In those days Hezekiah became ill and was at the point of death. The prophet Isaiah son of Amoz went to him and said, “This is what the LORD says: Put your house in order, because you are going to die; you will not recover.”

(Isaiah 38:1 NIV)

That word did not come to pass. Period.

And the way Isaiah worded it, there was nothing conditional about it. Isaiah gave what sounded like an absolute, unconditional word of God, and then God did something completely different than what Isaiah spoke. Some of the believers alive today would have been likely to label Isaiah a false prophet.

Jonah’s word to Nineveh provides another example. Jonah never said, “If you pray, you can avoid this.” His exact quote to Nineveh is, “Forty more days and Nineveh will be overthrown.”

Yet this did not happen.

If one of God’s purposes for a specific prophetic word is to display His ability to predict the future, you can bet it will come to pass. There are plenty of those types of prophetic words in Scripture. But He sometimes has other purposes for releasing a specific word. Scripture proves this through the examples given above.

God Can Change His Instructions

The other thing we seem to be missing is that God often gives us commands, marching orders, or instructions and then changes them later on. For example, let’s say it’s Tuesday and you ask your pastor what he plans to preach about on Sunday. He tells you that God has led him to preach about tithing. So you expect to hear a sermon about tithing.

But on Sunday, the pastor preaches a sermon about sexual sin. When you ask for an explanation, the pastor explains that on Friday night, he felt the Lord prompting him to preach a different sermon.
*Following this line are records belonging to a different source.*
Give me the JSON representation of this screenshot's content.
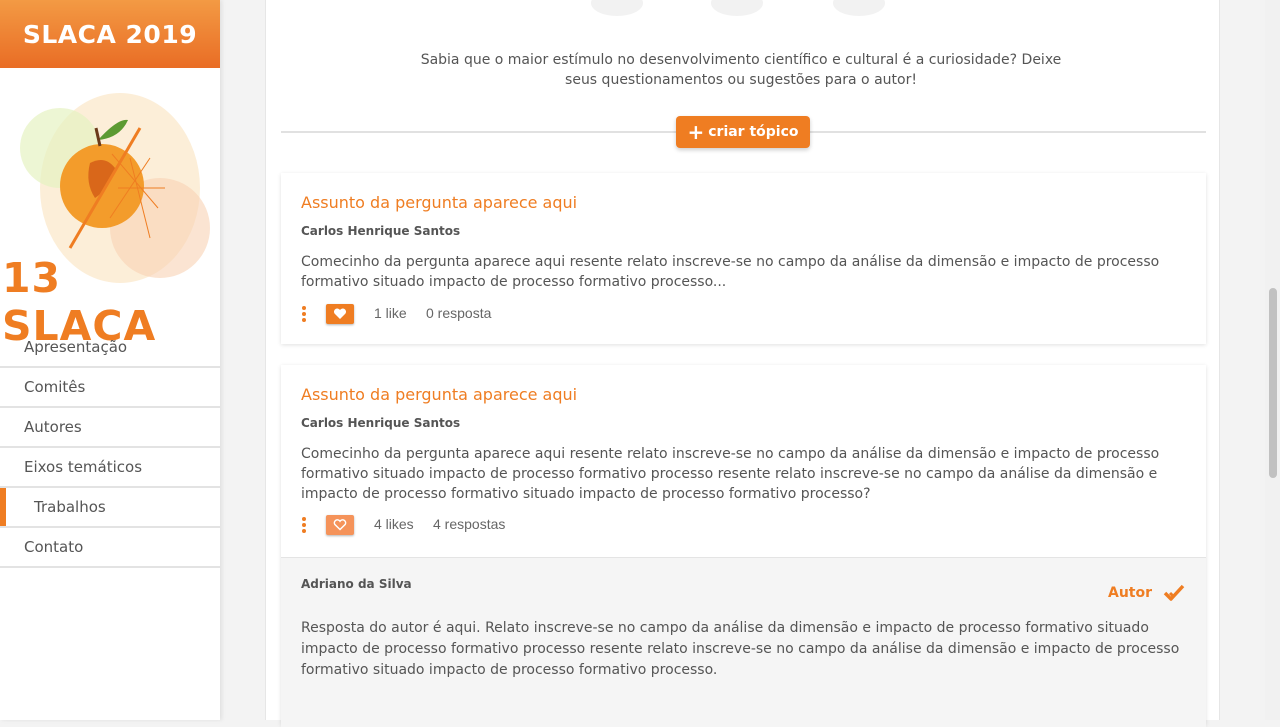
{
  "sidebar": {
    "brand": "SLACA 2019",
    "logo_text": "13 SLACA",
    "items": [
      {
        "label": "Apresentação"
      },
      {
        "label": "Comitês"
      },
      {
        "label": "Autores"
      },
      {
        "label": "Eixos temáticos"
      },
      {
        "label": "Trabalhos",
        "active": true
      },
      {
        "label": "Contato"
      }
    ]
  },
  "main": {
    "intro": "Sabia que o maior estímulo no desenvolvimento científico e cultural é a curiosidade? Deixe seus questionamentos ou sugestões para o autor!",
    "create_button": "criar tópico",
    "topics": [
      {
        "title": "Assunto da pergunta aparece aqui",
        "author": "Carlos Henrique Santos",
        "body": "Comecinho da pergunta aparece aqui resente relato inscreve-se no campo da análise da dimensão e impacto de processo formativo situado impacto de processo formativo processo...",
        "likes": "1 like",
        "replies": "0 resposta"
      },
      {
        "title": "Assunto da pergunta aparece aqui",
        "author": "Carlos Henrique Santos",
        "body": "Comecinho da pergunta aparece aqui resente relato inscreve-se no campo da análise da dimensão e impacto de processo formativo situado impacto de processo formativo processo resente relato inscreve-se no campo da análise da dimensão e impacto de processo formativo situado impacto de processo formativo processo?",
        "likes": "4 likes",
        "replies": "4 respostas"
      }
    ],
    "reply": {
      "author": "Adriano da Silva",
      "badge": "Autor",
      "body": "Resposta do autor é aqui. Relato inscreve-se no campo da análise da dimensão e impacto de processo formativo situado impacto de processo formativo processo resente relato inscreve-se no campo da análise da dimensão e impacto de processo formativo situado impacto de processo formativo processo."
    }
  },
  "colors": {
    "accent": "#ef7d22",
    "text": "#555555"
  },
  "icons": [
    "plus-icon",
    "more-vertical-icon",
    "heart-icon",
    "check-icon"
  ]
}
Would you accuse your pastor of deceiving you? Would you accuse him of being a “false pastor”? Of course not. Because he had no intent to deceive you. He is just doing his best to listen to and obey the Lord.

The Bible proves that God does change His directions at times, even if they are worded without conditions. Just ask Abraham:

Then God said, “Take your son, your only son, whom you love—Isaac—and go to the region of Moriah. Sacrifice him there as a burnt offering on a mountain I will show you.”

(Genesis 22:2 NIV)

“Do not lay a hand on the boy,” he said. “Do not do anything to him. Now I know that you fear God, because you have not withheld from me your son, your only son.”

(Genesis 22:12 NIV)

Making a Prophetic Mistake

It’s also very easy to make a mistake in the prophetic. Let’s use a very timely and realistic example. Let’s say that God gives you a prompting in your spirit that, “Donald Trump is going to win the 2020 election.” But when you go to deliver the word, it comes out as, “Donald Trump is going to have a second term.”

The actual word you got was true. The wording of your delivery may or may not have been true. Only time will tell.

Stop Apologizing

A prophetic person who did their best is kind of like a quarterback apologizing for a loss after playing his heart out. No one should be mad at them. They did their best. It took courage to release that word. They probably prayed and sought the Lord very earnestly before doing it. And maybe they made some kind of mistake.

I can’t find any verse in the Bible that tells them to apologize, publicly repent, or castigate themselves.

And as far as I know, there isn’t any verse in the Bible that tells others to criticize them. In fact, I can’t find anything that mentions church discipline for a person who gets it wrong.

“Do not despise prophecies, but test everything; hold fast what is good.”

(1 Thessalonians 5:20-21 ESV)

“Two or three prophets should speak, and the others should weigh carefully what is said.”

(1 Corinthians 14:29 NIV)

In short, the Bible tells us to test the prophetic word, not to stone the person who gave it!